I roasted my arse on the BID double century as well. Some of the smarter guys were filling tube socks up with ice and draping them around their neck. My water bottles were hotter than a pot of coffee. By highway 92 the DNF's were piling up as the road temp hit well over 115F in patches. At least it cooled off by Daly city -relatively. The rest stop thermo was reading 103 in the shade! 

But it was a fun and well supported ride. Can't wait till next year.


----------



## Woofer (Nov 18, 2004)

dlbcx said:


> Today, rode up OLH then went to Kings then came back. Pretty toasty, even up on Skyline. Any breeze I felt, was like something out of a hair dryer.
> A couple of teammates went to La Honda then was going climb up West Alpine.
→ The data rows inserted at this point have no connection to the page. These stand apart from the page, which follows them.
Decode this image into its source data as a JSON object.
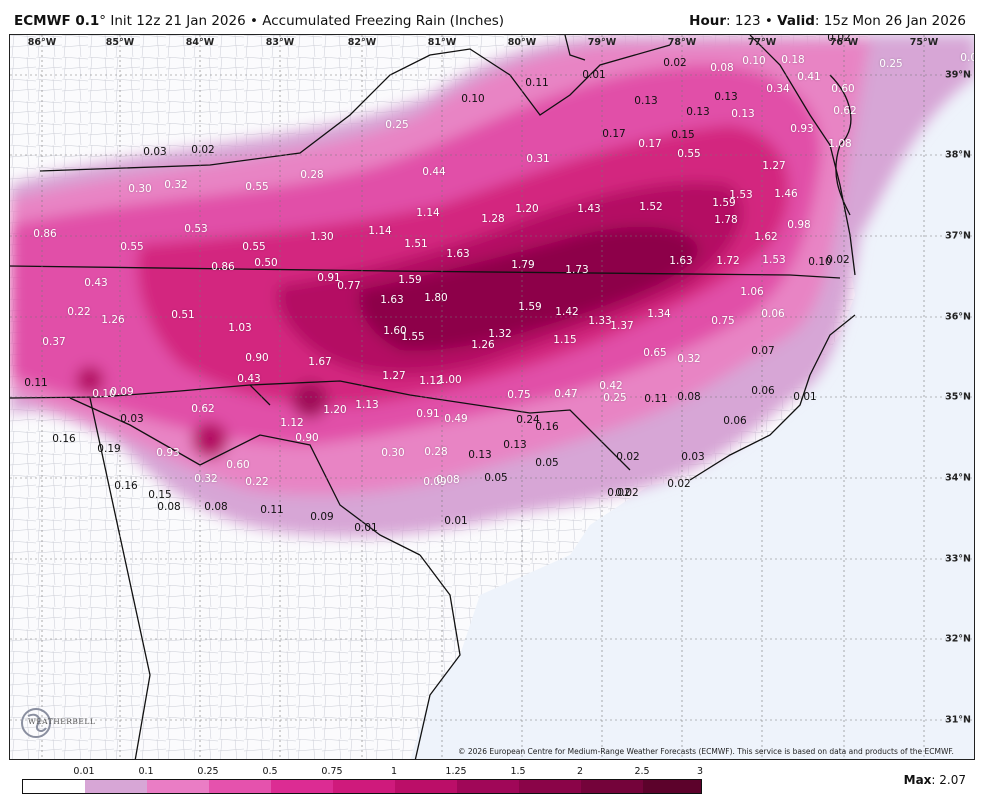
{
  "header": {
    "model": "ECMWF 0.1",
    "model_suffix": "° Init 12z 21 Jan 2026 • Accumulated Freezing Rain (Inches)",
    "hour_label": "Hour",
    "hour_value": ": 123 • ",
    "valid_label": "Valid",
    "valid_value": ": 15z Mon 26 Jan 2026"
  },
  "axes": {
    "lon": [
      "86°W",
      "85°W",
      "84°W",
      "83°W",
      "82°W",
      "81°W",
      "80°W",
      "79°W",
      "78°W",
      "77°W",
      "76°W",
      "75°W"
    ],
    "lat": [
      "39°N",
      "38°N",
      "37°N",
      "36°N",
      "35°N",
      "34°N",
      "33°N",
      "32°N",
      "31°N"
    ]
  },
  "values": [
    "0.01",
    "0.02",
    "0.08",
    "0.10",
    "0.18",
    "0.03",
    "0.11",
    "0.10",
    "0.02",
    "0.13",
    "0.13",
    "0.13",
    "0.34",
    "0.41",
    "0.60",
    "0.25",
    "0.25",
    "0.17",
    "0.15",
    "0.13",
    "0.62",
    "0.03",
    "0.02",
    "0.17",
    "0.55",
    "0.93",
    "1.08",
    "0.30",
    "0.32",
    "0.55",
    "0.28",
    "0.44",
    "0.31",
    "1.27",
    "1.53",
    "1.46",
    "1.59",
    "0.98",
    "1.14",
    "1.28",
    "1.20",
    "1.43",
    "1.52",
    "1.78",
    "0.86",
    "0.53",
    "1.30",
    "1.14",
    "1.62",
    "0.55",
    "0.55",
    "1.51",
    "1.63",
    "1.79",
    "1.73",
    "1.63",
    "1.72",
    "1.53",
    "0.10",
    "0.02",
    "0.86",
    "0.50",
    "0.91",
    "0.43",
    "0.77",
    "1.59",
    "1.80",
    "1.06",
    "1.63",
    "0.22",
    "1.26",
    "0.51",
    "1.59",
    "1.42",
    "1.34",
    "0.06",
    "1.03",
    "1.60",
    "1.55",
    "1.32",
    "1.33",
    "1.37",
    "0.75",
    "0.37",
    "0.90",
    "1.67",
    "1.26",
    "1.15",
    "0.65",
    "0.32",
    "0.07",
    "0.43",
    "1.27",
    "1.12",
    "1.00",
    "0.11",
    "0.10",
    "0.09",
    "0.75",
    "0.47",
    "0.42",
    "0.25",
    "0.11",
    "0.08",
    "0.06",
    "0.01",
    "0.62",
    "1.20",
    "1.13",
    "0.91",
    "0.49",
    "0.24",
    "0.03",
    "0.16",
    "1.12",
    "0.06",
    "0.16",
    "0.90",
    "0.13",
    "0.02",
    "0.02",
    "0.03",
    "0.19",
    "0.93",
    "0.30",
    "0.28",
    "0.13",
    "0.05",
    "0.60",
    "0.32",
    "0.22",
    "0.09",
    "0.08",
    "0.05",
    "0.02",
    "0.02",
    "0.16",
    "0.15",
    "0.08",
    "0.08",
    "0.11",
    "0.09",
    "0.01",
    "0.01"
  ],
  "logo_text": "WEATHERBELL",
  "copyright": "© 2026 European Centre for Medium-Range Weather Forecasts (ECMWF). This service is based on data and products of the ECMWF.",
  "colorbar": {
    "ticks": [
      "0.01",
      "0.1",
      "0.25",
      "0.5",
      "0.75",
      "1",
      "1.25",
      "1.5",
      "2",
      "2.5",
      "3"
    ],
    "colors": [
      "#ffffff",
      "#d7a6d6",
      "#ea7dc5",
      "#e552ad",
      "#dc2c93",
      "#cf1a7c",
      "#bb0e68",
      "#a00758",
      "#8a0448",
      "#74033a",
      "#5c022b"
    ]
  },
  "max_label": "Max",
  "max_value": ": 2.07"
}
Funny, I woke up an hour late for the ride and left Los Altos at 10:00, ended going up OLH, then south on Skyline to Page Mill, ran out of water, and decided to go down Page Mill to the fountain, filled bottles with cool water, and the water was hot by the time I got to the bottom of Page Mill.


----------



## the seamus (Apr 12, 2004)

I rode 4hrs Saturday, from Los Gatos over Old Summet Road to Santa Cruz/Soquel. First 2 hrs and down into SC it was nice, but on the way back through Scotts Valley and up Mountain Charlie, it got evil hot. It was 110+ all over in the mountains, and in isolated, exposed little spots where there was no wind, it was hotter than I've ever experienced. Insane.

I drank a lot but still suffered and felt close to heat exhaustion. On the way back down into Los Gatos, the air was so warm on the descent that it almost burned...not refreshing at all. A ride I won't soon forget!


----------



## parity (Feb 28, 2006)

Was riding around/near Portola Valley on Saturday afternoon and it was so hot the water in my water bottle was almost to the point of burning. Also my shifters where a little too warm. My wife didn't do so good so we had to turn back early before completing the planned route. We had to stop a few times at cafes to get some cold liquid as the stuff in the water bottles was undrinkable.

Sunday we did some mountain biking in the morning but it was really no better. The upstairs in our apartment is not air conditioned so its unbelievably hot. I took our matress down stairs so we could sleep where the air conditioner is. I hope we don't get those rolling black outs we got in 2000.


----------



## dlbcx (Aug 28, 2002)

Woofer said:


> Funny, I woke up an hour late for the ride and left Los Altos at 10:00, ended going up OLH, then south on Skyline to Page Mill, ran out of water, and decided to go down Page Mill to the fountain, filled bottles with cool water, and the water was hot by the time I got to the bottom of Page Mill.


Not many people showed on Sunday...just six of us. Mike and Matt went and did West Alpine, whereas the rest went down to 84. I decided to do some extra miles so that's why I continued onto King's.
Mike Rowe must love hot weather, though...he told me that he didn't get out until 2:30 on Saturday then put in a couple of hours. Now, that's harsh!!


----------